The mouldering tombstones, half sunk in the long reedy grass, and tossing nettles, studded all the mournful place. God's acre seemed very solemn that night. The lonely old church, old as the days of the third Edward, half hidden by ivy, and spotted by lichens, raised its square Norman tower against the vapour-laden sky, and quaint heads and demon faces were peeping out of the mouldings and gargoyles upon us.

"You know the grave, Phosfat?" said I.

"Yes—hush—this must be it. There is no other new one in the ground," stuttered Tom, who had imbibed too much.

"This seems the burial place of wealthy people," said Bob Asher. "The old dame must have had money and to spare."

"By Jove, it is open!" said I, in a low whisper.

"It has not been quite filled up—boards are over it; only some branches and soil thrown in. How is this?"

"The bricking of the vault has been postponed till to-morrow," said Bob Asher, shovelling out the débris. "We have no time to lose, Fred. Shall we break open, the top of the coffin, and use the rope to pull up the subject by the neck? That was the way with Knox's fellows in Edinburgh."

"Nay," said I, "by such a process the spinal column may be disturbed; and that won't suit the professor's purpose."

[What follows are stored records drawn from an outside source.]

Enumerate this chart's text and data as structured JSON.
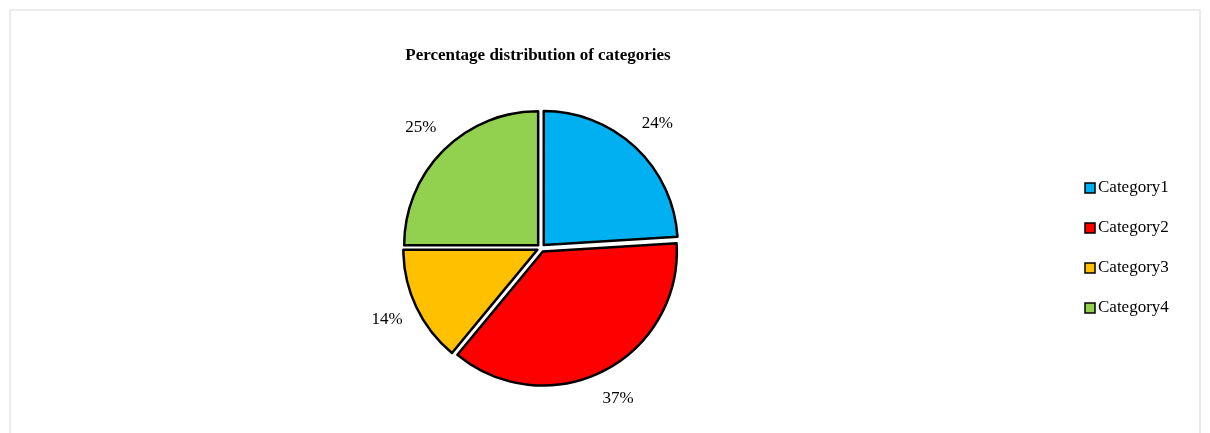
{
  "chart_data": {
    "type": "pie",
    "title": "Percentage distribution of categories",
    "categories": [
      "Category1",
      "Category2",
      "Category3",
      "Category4"
    ],
    "values": [
      24,
      37,
      14,
      25
    ],
    "value_labels": [
      "24%",
      "37%",
      "14%",
      "25%"
    ],
    "colors": [
      "#00b0f0",
      "#ff0000",
      "#ffc000",
      "#92d050"
    ],
    "legend": "right"
  }
}
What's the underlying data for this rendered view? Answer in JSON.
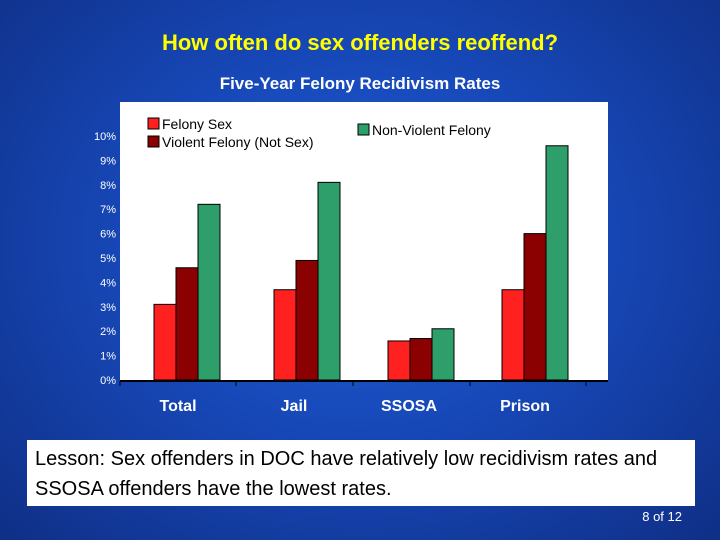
{
  "slide": {
    "title": "How often do sex offenders reoffend?",
    "lesson": "Lesson:  Sex offenders in DOC have relatively low recidivism rates and SSOSA offenders have the lowest rates.",
    "page": "8 of 12"
  },
  "chart_data": {
    "type": "bar",
    "title": "Five-Year Felony Recidivism Rates",
    "categories": [
      "Total",
      "Jail",
      "SSOSA",
      "Prison"
    ],
    "series": [
      {
        "name": "Felony Sex",
        "color": "#ff2020",
        "values": [
          3.1,
          3.7,
          1.6,
          3.7
        ]
      },
      {
        "name": "Violent Felony (Not Sex)",
        "color": "#8b0000",
        "values": [
          4.6,
          4.9,
          1.7,
          6.0
        ]
      },
      {
        "name": "Non-Violent Felony",
        "color": "#2e9e6a",
        "values": [
          7.2,
          8.1,
          2.1,
          9.6
        ]
      }
    ],
    "ylim": [
      0,
      10
    ],
    "yticks": [
      "0%",
      "1%",
      "2%",
      "3%",
      "4%",
      "5%",
      "6%",
      "7%",
      "8%",
      "9%",
      "10%"
    ],
    "xlabel": "",
    "ylabel": "",
    "grid": false,
    "legend": "top"
  }
}
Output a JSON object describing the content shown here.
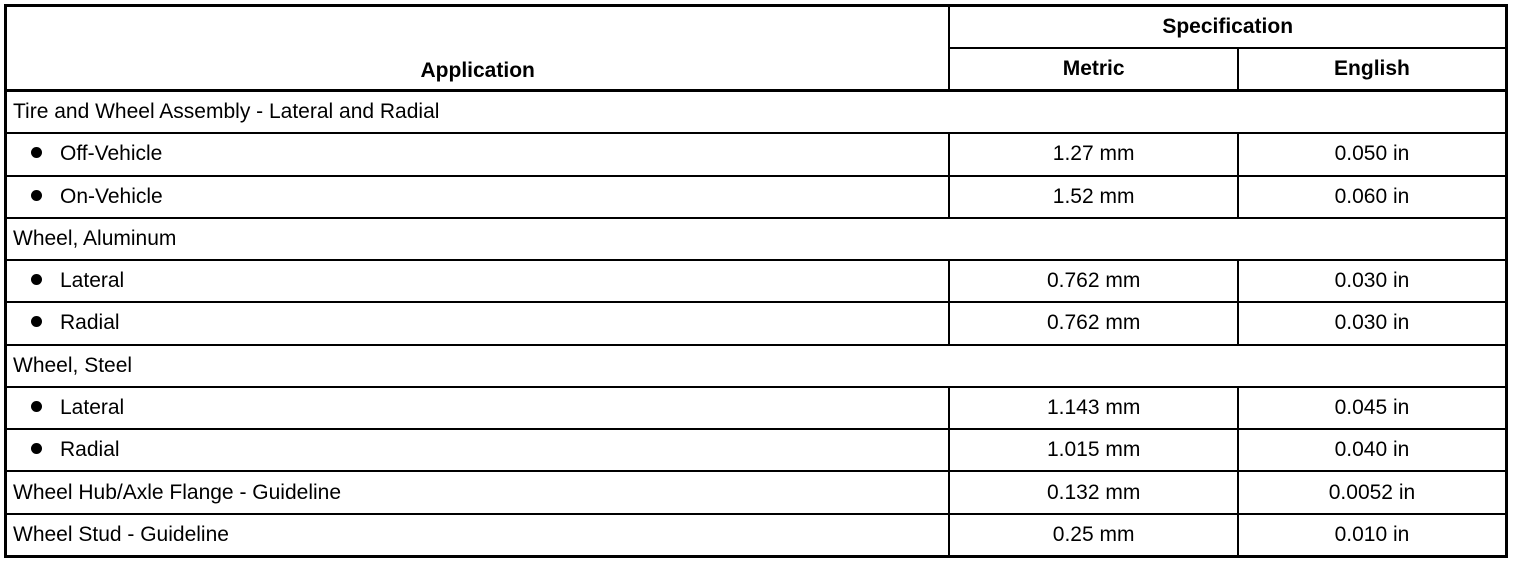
{
  "header": {
    "application": "Application",
    "specification": "Specification",
    "metric": "Metric",
    "english": "English"
  },
  "rows": [
    {
      "type": "group",
      "label": "Tire and Wheel Assembly - Lateral and Radial"
    },
    {
      "type": "item",
      "label": "Off-Vehicle",
      "metric": "1.27 mm",
      "english": "0.050 in"
    },
    {
      "type": "item",
      "label": "On-Vehicle",
      "metric": "1.52 mm",
      "english": "0.060 in"
    },
    {
      "type": "group",
      "label": "Wheel, Aluminum"
    },
    {
      "type": "item",
      "label": "Lateral",
      "metric": "0.762 mm",
      "english": "0.030 in"
    },
    {
      "type": "item",
      "label": "Radial",
      "metric": "0.762 mm",
      "english": "0.030 in"
    },
    {
      "type": "group",
      "label": "Wheel, Steel"
    },
    {
      "type": "item",
      "label": "Lateral",
      "metric": "1.143 mm",
      "english": "0.045 in"
    },
    {
      "type": "item",
      "label": "Radial",
      "metric": "1.015 mm",
      "english": "0.040 in"
    },
    {
      "type": "plain",
      "label": "Wheel Hub/Axle Flange - Guideline",
      "metric": "0.132 mm",
      "english": "0.0052 in"
    },
    {
      "type": "plain",
      "label": "Wheel Stud - Guideline",
      "metric": "0.25 mm",
      "english": "0.010 in"
    }
  ]
}
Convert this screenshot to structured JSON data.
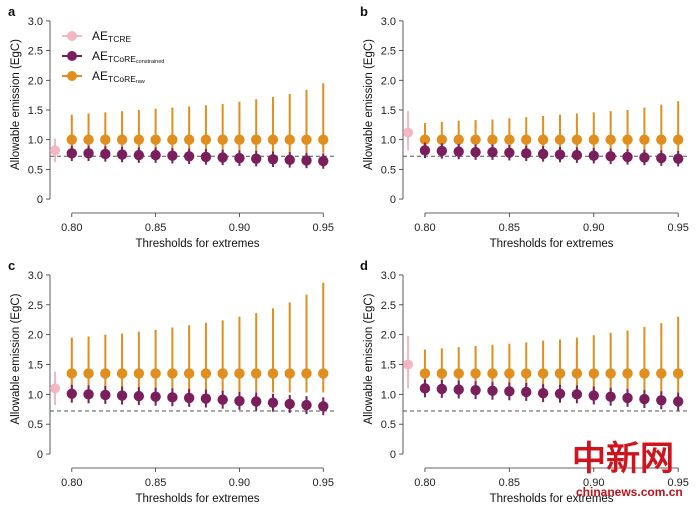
{
  "colors": {
    "tcre": "#f4b6c2",
    "constrained": "#7a1f5c",
    "raw": "#e08e1e",
    "reference_line": "#555555",
    "axis": "#333333"
  },
  "watermark": {
    "chinese": "中新网",
    "url": "chinanews.com.cn"
  },
  "legend": {
    "items": [
      {
        "key": "tcre",
        "main": "AE",
        "sub": "TCRE",
        "sub_style": "normal",
        "color": "#f4b6c2"
      },
      {
        "key": "constrained",
        "main": "AE",
        "sub": "TCoRE",
        "subsub": "constrained",
        "color": "#7a1f5c"
      },
      {
        "key": "raw",
        "main": "AE",
        "sub": "TCoRE",
        "subsub": "raw",
        "color": "#e08e1e"
      }
    ]
  },
  "chart_data": [
    {
      "panel": "a",
      "type": "scatter",
      "xlabel": "Thresholds for extremes",
      "ylabel": "Allowable emission (EgC)",
      "xlim": [
        0.787,
        0.957
      ],
      "ylim": [
        -0.1,
        3.15
      ],
      "xticks": [
        "0.80",
        "0.85",
        "0.90",
        "0.95"
      ],
      "yticks": [
        "0",
        "0.5",
        "1.0",
        "1.5",
        "2.0",
        "2.5",
        "3.0"
      ],
      "reference_line": 0.72,
      "tcre": {
        "x": 0.79,
        "y": 0.82,
        "low": 0.62,
        "high": 1.02
      },
      "x": [
        0.8,
        0.805,
        0.81,
        0.815,
        0.82,
        0.825,
        0.83,
        0.835,
        0.84,
        0.845,
        0.85,
        0.855,
        0.86,
        0.865,
        0.87,
        0.875,
        0.88,
        0.885,
        0.89,
        0.895,
        0.9,
        0.905,
        0.91,
        0.915,
        0.92,
        0.925,
        0.93,
        0.935,
        0.94,
        0.945,
        0.95
      ],
      "series": [
        {
          "key": "raw",
          "values": [
            1.0,
            1.0,
            1.0,
            1.0,
            1.0,
            1.0,
            1.0,
            1.0,
            1.0,
            1.0,
            1.0,
            1.0,
            1.0,
            1.0,
            1.0,
            1.0,
            1.0,
            1.0,
            1.0,
            1.0,
            1.0,
            1.0,
            1.0,
            1.0,
            1.0,
            1.0,
            1.0,
            1.0,
            1.0,
            1.0,
            1.0
          ],
          "low": [
            0.78,
            0.78,
            0.78,
            0.78,
            0.78,
            0.78,
            0.78,
            0.78,
            0.78,
            0.78,
            0.78,
            0.78,
            0.78,
            0.78,
            0.78,
            0.78,
            0.78,
            0.78,
            0.78,
            0.78,
            0.78,
            0.78,
            0.78,
            0.78,
            0.78,
            0.78,
            0.78,
            0.78,
            0.78,
            0.78,
            0.78
          ],
          "high": [
            1.42,
            1.43,
            1.44,
            1.45,
            1.46,
            1.47,
            1.48,
            1.49,
            1.5,
            1.51,
            1.52,
            1.53,
            1.54,
            1.55,
            1.56,
            1.57,
            1.58,
            1.59,
            1.6,
            1.62,
            1.64,
            1.66,
            1.68,
            1.7,
            1.72,
            1.74,
            1.77,
            1.8,
            1.84,
            1.89,
            1.95
          ]
        },
        {
          "key": "constrained",
          "values": [
            0.77,
            0.77,
            0.77,
            0.76,
            0.76,
            0.75,
            0.75,
            0.75,
            0.74,
            0.74,
            0.74,
            0.73,
            0.73,
            0.73,
            0.72,
            0.72,
            0.71,
            0.71,
            0.7,
            0.7,
            0.69,
            0.69,
            0.68,
            0.68,
            0.67,
            0.67,
            0.66,
            0.66,
            0.65,
            0.65,
            0.64
          ],
          "low": [
            0.64,
            0.64,
            0.64,
            0.63,
            0.63,
            0.62,
            0.62,
            0.62,
            0.61,
            0.61,
            0.61,
            0.6,
            0.6,
            0.6,
            0.59,
            0.59,
            0.58,
            0.58,
            0.57,
            0.57,
            0.56,
            0.56,
            0.55,
            0.55,
            0.54,
            0.54,
            0.53,
            0.53,
            0.52,
            0.52,
            0.51
          ],
          "high": [
            0.9,
            0.9,
            0.9,
            0.89,
            0.89,
            0.88,
            0.88,
            0.88,
            0.87,
            0.87,
            0.87,
            0.86,
            0.86,
            0.86,
            0.85,
            0.85,
            0.84,
            0.84,
            0.83,
            0.83,
            0.82,
            0.82,
            0.81,
            0.81,
            0.8,
            0.8,
            0.79,
            0.79,
            0.78,
            0.78,
            0.77
          ]
        }
      ]
    },
    {
      "panel": "b",
      "type": "scatter",
      "xlabel": "Thresholds for extremes",
      "ylabel": "Allowable emission (EgC)",
      "xlim": [
        0.787,
        0.957
      ],
      "ylim": [
        -0.1,
        3.15
      ],
      "xticks": [
        "0.80",
        "0.85",
        "0.90",
        "0.95"
      ],
      "yticks": [
        "0",
        "0.5",
        "1.0",
        "1.5",
        "2.0",
        "2.5",
        "3.0"
      ],
      "reference_line": 0.72,
      "tcre": {
        "x": 0.79,
        "y": 1.12,
        "low": 0.82,
        "high": 1.48
      },
      "x": [
        0.8,
        0.805,
        0.81,
        0.815,
        0.82,
        0.825,
        0.83,
        0.835,
        0.84,
        0.845,
        0.85,
        0.855,
        0.86,
        0.865,
        0.87,
        0.875,
        0.88,
        0.885,
        0.89,
        0.895,
        0.9,
        0.905,
        0.91,
        0.915,
        0.92,
        0.925,
        0.93,
        0.935,
        0.94,
        0.945,
        0.95
      ],
      "series": [
        {
          "key": "raw",
          "values": [
            1.0,
            1.0,
            1.0,
            1.0,
            1.0,
            1.0,
            1.0,
            1.0,
            1.0,
            1.0,
            1.0,
            1.0,
            1.0,
            1.0,
            1.0,
            1.0,
            1.0,
            1.0,
            1.0,
            1.0,
            1.0,
            1.0,
            1.0,
            1.0,
            1.0,
            1.0,
            1.0,
            1.0,
            1.0,
            1.0,
            1.0
          ],
          "low": [
            0.78,
            0.78,
            0.78,
            0.78,
            0.78,
            0.78,
            0.78,
            0.78,
            0.78,
            0.78,
            0.78,
            0.78,
            0.78,
            0.78,
            0.78,
            0.78,
            0.78,
            0.78,
            0.78,
            0.78,
            0.78,
            0.78,
            0.78,
            0.78,
            0.78,
            0.78,
            0.78,
            0.78,
            0.78,
            0.78,
            0.78
          ],
          "high": [
            1.28,
            1.29,
            1.3,
            1.31,
            1.32,
            1.32,
            1.33,
            1.33,
            1.34,
            1.35,
            1.36,
            1.37,
            1.38,
            1.39,
            1.4,
            1.41,
            1.42,
            1.43,
            1.44,
            1.45,
            1.46,
            1.47,
            1.48,
            1.49,
            1.5,
            1.52,
            1.54,
            1.56,
            1.59,
            1.62,
            1.65
          ]
        },
        {
          "key": "constrained",
          "values": [
            0.82,
            0.82,
            0.81,
            0.81,
            0.8,
            0.8,
            0.79,
            0.79,
            0.79,
            0.78,
            0.78,
            0.78,
            0.77,
            0.77,
            0.76,
            0.76,
            0.75,
            0.75,
            0.74,
            0.74,
            0.73,
            0.73,
            0.72,
            0.72,
            0.71,
            0.71,
            0.7,
            0.7,
            0.69,
            0.69,
            0.68
          ],
          "low": [
            0.69,
            0.69,
            0.68,
            0.68,
            0.67,
            0.67,
            0.66,
            0.66,
            0.66,
            0.65,
            0.65,
            0.65,
            0.64,
            0.64,
            0.63,
            0.63,
            0.62,
            0.62,
            0.61,
            0.61,
            0.6,
            0.6,
            0.59,
            0.59,
            0.58,
            0.58,
            0.57,
            0.57,
            0.56,
            0.56,
            0.55
          ],
          "high": [
            0.95,
            0.95,
            0.94,
            0.94,
            0.93,
            0.93,
            0.92,
            0.92,
            0.92,
            0.91,
            0.91,
            0.91,
            0.9,
            0.9,
            0.89,
            0.89,
            0.88,
            0.88,
            0.87,
            0.87,
            0.86,
            0.86,
            0.85,
            0.85,
            0.84,
            0.84,
            0.83,
            0.83,
            0.82,
            0.82,
            0.81
          ]
        }
      ]
    },
    {
      "panel": "c",
      "type": "scatter",
      "xlabel": "Thresholds for extremes",
      "ylabel": "Allowable emission (EgC)",
      "xlim": [
        0.787,
        0.957
      ],
      "ylim": [
        -0.1,
        3.15
      ],
      "xticks": [
        "0.80",
        "0.85",
        "0.90",
        "0.95"
      ],
      "yticks": [
        "0",
        "0.5",
        "1.0",
        "1.5",
        "2.0",
        "2.5",
        "3.0"
      ],
      "reference_line": 0.72,
      "tcre": {
        "x": 0.79,
        "y": 1.1,
        "low": 0.82,
        "high": 1.38
      },
      "x": [
        0.8,
        0.805,
        0.81,
        0.815,
        0.82,
        0.825,
        0.83,
        0.835,
        0.84,
        0.845,
        0.85,
        0.855,
        0.86,
        0.865,
        0.87,
        0.875,
        0.88,
        0.885,
        0.89,
        0.895,
        0.9,
        0.905,
        0.91,
        0.915,
        0.92,
        0.925,
        0.93,
        0.935,
        0.94,
        0.945,
        0.95
      ],
      "series": [
        {
          "key": "raw",
          "values": [
            1.35,
            1.35,
            1.35,
            1.35,
            1.35,
            1.35,
            1.35,
            1.35,
            1.35,
            1.35,
            1.35,
            1.35,
            1.35,
            1.35,
            1.35,
            1.35,
            1.35,
            1.35,
            1.35,
            1.35,
            1.35,
            1.35,
            1.35,
            1.35,
            1.35,
            1.35,
            1.35,
            1.35,
            1.35,
            1.35,
            1.35
          ],
          "low": [
            1.03,
            1.03,
            1.03,
            1.03,
            1.03,
            1.03,
            1.03,
            1.03,
            1.03,
            1.03,
            1.03,
            1.03,
            1.03,
            1.03,
            1.03,
            1.03,
            1.03,
            1.03,
            1.03,
            1.03,
            1.03,
            1.03,
            1.03,
            1.03,
            1.03,
            1.03,
            1.03,
            1.03,
            1.03,
            1.03,
            1.03
          ],
          "high": [
            1.95,
            1.96,
            1.97,
            1.99,
            2.0,
            2.01,
            2.02,
            2.04,
            2.05,
            2.07,
            2.08,
            2.1,
            2.12,
            2.14,
            2.16,
            2.18,
            2.2,
            2.22,
            2.24,
            2.27,
            2.3,
            2.33,
            2.36,
            2.4,
            2.44,
            2.49,
            2.54,
            2.6,
            2.67,
            2.76,
            2.87
          ]
        },
        {
          "key": "constrained",
          "values": [
            1.01,
            1.01,
            1.0,
            1.0,
            0.99,
            0.99,
            0.98,
            0.98,
            0.97,
            0.97,
            0.96,
            0.96,
            0.95,
            0.95,
            0.94,
            0.94,
            0.93,
            0.92,
            0.91,
            0.9,
            0.89,
            0.89,
            0.88,
            0.87,
            0.86,
            0.85,
            0.84,
            0.83,
            0.82,
            0.81,
            0.8
          ],
          "low": [
            0.86,
            0.86,
            0.85,
            0.85,
            0.84,
            0.84,
            0.83,
            0.83,
            0.82,
            0.82,
            0.81,
            0.81,
            0.8,
            0.8,
            0.79,
            0.79,
            0.78,
            0.77,
            0.76,
            0.75,
            0.74,
            0.74,
            0.73,
            0.72,
            0.71,
            0.7,
            0.69,
            0.68,
            0.67,
            0.66,
            0.65
          ],
          "high": [
            1.16,
            1.16,
            1.15,
            1.15,
            1.14,
            1.14,
            1.13,
            1.13,
            1.12,
            1.12,
            1.11,
            1.11,
            1.1,
            1.1,
            1.09,
            1.09,
            1.08,
            1.07,
            1.06,
            1.05,
            1.04,
            1.04,
            1.03,
            1.02,
            1.01,
            1.0,
            0.99,
            0.98,
            0.97,
            0.96,
            0.95
          ]
        }
      ]
    },
    {
      "panel": "d",
      "type": "scatter",
      "xlabel": "Thresholds for extremes",
      "ylabel": "Allowable emission (EgC)",
      "xlim": [
        0.787,
        0.957
      ],
      "ylim": [
        -0.1,
        3.15
      ],
      "xticks": [
        "0.80",
        "0.85",
        "0.90",
        "0.95"
      ],
      "yticks": [
        "0",
        "0.5",
        "1.0",
        "1.5",
        "2.0",
        "2.5",
        "3.0"
      ],
      "reference_line": 0.72,
      "tcre": {
        "x": 0.79,
        "y": 1.5,
        "low": 1.1,
        "high": 1.98
      },
      "x": [
        0.8,
        0.805,
        0.81,
        0.815,
        0.82,
        0.825,
        0.83,
        0.835,
        0.84,
        0.845,
        0.85,
        0.855,
        0.86,
        0.865,
        0.87,
        0.875,
        0.88,
        0.885,
        0.89,
        0.895,
        0.9,
        0.905,
        0.91,
        0.915,
        0.92,
        0.925,
        0.93,
        0.935,
        0.94,
        0.945,
        0.95
      ],
      "series": [
        {
          "key": "raw",
          "values": [
            1.35,
            1.35,
            1.35,
            1.35,
            1.35,
            1.35,
            1.35,
            1.35,
            1.35,
            1.35,
            1.35,
            1.35,
            1.35,
            1.35,
            1.35,
            1.35,
            1.35,
            1.35,
            1.35,
            1.35,
            1.35,
            1.35,
            1.35,
            1.35,
            1.35,
            1.35,
            1.35,
            1.35,
            1.35,
            1.35,
            1.35
          ],
          "low": [
            1.03,
            1.03,
            1.03,
            1.03,
            1.03,
            1.03,
            1.03,
            1.03,
            1.03,
            1.03,
            1.03,
            1.03,
            1.03,
            1.03,
            1.03,
            1.03,
            1.03,
            1.03,
            1.03,
            1.03,
            1.03,
            1.03,
            1.03,
            1.03,
            1.03,
            1.03,
            1.03,
            1.03,
            1.03,
            1.03,
            1.03
          ],
          "high": [
            1.75,
            1.76,
            1.77,
            1.78,
            1.79,
            1.8,
            1.81,
            1.82,
            1.83,
            1.84,
            1.85,
            1.86,
            1.87,
            1.88,
            1.9,
            1.91,
            1.92,
            1.94,
            1.95,
            1.97,
            1.99,
            2.01,
            2.03,
            2.05,
            2.07,
            2.1,
            2.13,
            2.16,
            2.19,
            2.23,
            2.3
          ]
        },
        {
          "key": "constrained",
          "values": [
            1.1,
            1.09,
            1.09,
            1.08,
            1.08,
            1.07,
            1.07,
            1.06,
            1.06,
            1.05,
            1.05,
            1.04,
            1.04,
            1.03,
            1.02,
            1.02,
            1.01,
            1.0,
            1.0,
            0.99,
            0.98,
            0.97,
            0.96,
            0.95,
            0.94,
            0.93,
            0.92,
            0.91,
            0.9,
            0.89,
            0.88
          ],
          "low": [
            0.95,
            0.94,
            0.94,
            0.93,
            0.93,
            0.92,
            0.92,
            0.91,
            0.91,
            0.9,
            0.9,
            0.89,
            0.89,
            0.88,
            0.87,
            0.87,
            0.86,
            0.85,
            0.85,
            0.84,
            0.83,
            0.82,
            0.81,
            0.8,
            0.79,
            0.78,
            0.77,
            0.76,
            0.75,
            0.74,
            0.73
          ],
          "high": [
            1.25,
            1.24,
            1.24,
            1.23,
            1.23,
            1.22,
            1.22,
            1.21,
            1.21,
            1.2,
            1.2,
            1.19,
            1.19,
            1.18,
            1.17,
            1.17,
            1.16,
            1.15,
            1.15,
            1.14,
            1.13,
            1.12,
            1.11,
            1.1,
            1.09,
            1.08,
            1.07,
            1.06,
            1.05,
            1.04,
            1.03
          ]
        }
      ]
    }
  ]
}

"Look round, and listen well; here goes then," and half turning the coffin on its side, Bob and Tom, by inserting their shovels under the lid, burst it up with a hideous jarring sound, and then the ghostly tenant was seen, enveloped in a shroud of white from head to foot; and even to us, prepared as we were for it, that figure had something horrible in its angular rigidity. Muffling it in the dark cloak, I cast it over my shoulder, and deposited it in a sitting position—the rigor mortis had passed away apparently—between the seat and splash-board of the trap. My companions meanwhile rearranged the grave and coffin as we had found them. Voices and lights now scared us. Phosfat was so tipsy that I had to leave Bob Asher to take care of him; and casting our shovels and rope into a clover field, I drove at a break-neck pace towards London, intensely anxious to reach the professor's house before day should dawn, lest the police or a passer-by might detect something weird in the person who was my companion.